Next year I will try needle point backing, stretched canvas, and 1/2" hardware cloth for TB foundation in attempt to speed build up and support larger(3-4')comb.

Cheers,
Drew


----------



## shannonswyatt (May 7, 2012)

3-4'? That,s huge!


----------



## Tom Davidson (Mar 20, 2012)

I followed Michael Bush's method and have gotten super fast and straight combs this year. I just pop off the wedge with my fingers, clean up the edge if needed, invert it vertically and use a staple gun to drive 3 1/4" staples to affix the wedge to the frame and done. Super fast and the bees take to it wonderfully!


----------



## Steven Ogborn (Jun 3, 2011)

Stuart said:


> Here's the easiest method I've found. Simply melt some wax block into a grove with a torch (be careful) and stick a strip of foundation in there. The wax will drip/pour nicely off of a bottom corner. You can't be timid about this because the wax will cool and harden. Just fill the groove reasonably quickly and it'll stay soft enough to join with the foundation.

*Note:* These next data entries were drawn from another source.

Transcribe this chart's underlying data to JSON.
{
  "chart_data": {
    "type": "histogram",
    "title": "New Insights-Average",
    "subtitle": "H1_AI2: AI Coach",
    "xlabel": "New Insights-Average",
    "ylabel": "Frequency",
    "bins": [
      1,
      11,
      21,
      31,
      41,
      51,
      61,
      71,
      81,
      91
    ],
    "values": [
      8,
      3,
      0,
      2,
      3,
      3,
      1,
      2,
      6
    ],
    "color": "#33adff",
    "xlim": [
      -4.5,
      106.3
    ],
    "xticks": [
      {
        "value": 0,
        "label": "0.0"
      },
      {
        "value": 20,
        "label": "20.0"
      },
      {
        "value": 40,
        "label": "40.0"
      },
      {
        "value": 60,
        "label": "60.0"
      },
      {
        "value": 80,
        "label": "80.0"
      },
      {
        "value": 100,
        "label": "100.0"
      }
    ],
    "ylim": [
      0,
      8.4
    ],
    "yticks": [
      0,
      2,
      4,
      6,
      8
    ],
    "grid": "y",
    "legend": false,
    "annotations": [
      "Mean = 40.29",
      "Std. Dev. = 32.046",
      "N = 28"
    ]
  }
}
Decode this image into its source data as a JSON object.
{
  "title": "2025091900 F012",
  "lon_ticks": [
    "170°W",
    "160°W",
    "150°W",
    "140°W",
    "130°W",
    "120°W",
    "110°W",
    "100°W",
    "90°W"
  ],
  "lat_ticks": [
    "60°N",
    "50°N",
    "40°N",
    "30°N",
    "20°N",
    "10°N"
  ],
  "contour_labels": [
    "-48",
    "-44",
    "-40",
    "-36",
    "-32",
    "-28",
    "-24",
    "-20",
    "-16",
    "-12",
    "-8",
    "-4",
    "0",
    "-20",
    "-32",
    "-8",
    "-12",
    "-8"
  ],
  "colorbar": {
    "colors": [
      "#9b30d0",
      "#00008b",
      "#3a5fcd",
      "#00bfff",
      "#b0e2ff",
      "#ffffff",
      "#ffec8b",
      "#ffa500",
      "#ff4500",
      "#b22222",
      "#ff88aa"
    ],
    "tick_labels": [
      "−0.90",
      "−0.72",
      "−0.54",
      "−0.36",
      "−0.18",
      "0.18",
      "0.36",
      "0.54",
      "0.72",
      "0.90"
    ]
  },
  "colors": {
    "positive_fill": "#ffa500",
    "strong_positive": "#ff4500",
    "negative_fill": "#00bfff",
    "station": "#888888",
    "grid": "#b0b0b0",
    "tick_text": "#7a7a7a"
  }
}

I've never had cross comb and the only annoyance is if I make them too short (more than an inch from the side) because they'll start to curve the ends.Stuart
> 
> View attachment 3481
> View attachment 3482


That's what I do but, with plastic and glue.


----------



## Marsh (Aug 17, 2010)

Linda's method is very good, but I just use regular glue in my slot to hold the foundation strip and it does not bother the bees. I have used it for 2 years. I just put a very small bead in the slot and always leave a strip on the top bar when I cut off the honeycomb. Some people may not like my method, but ti works with no side effects.


----------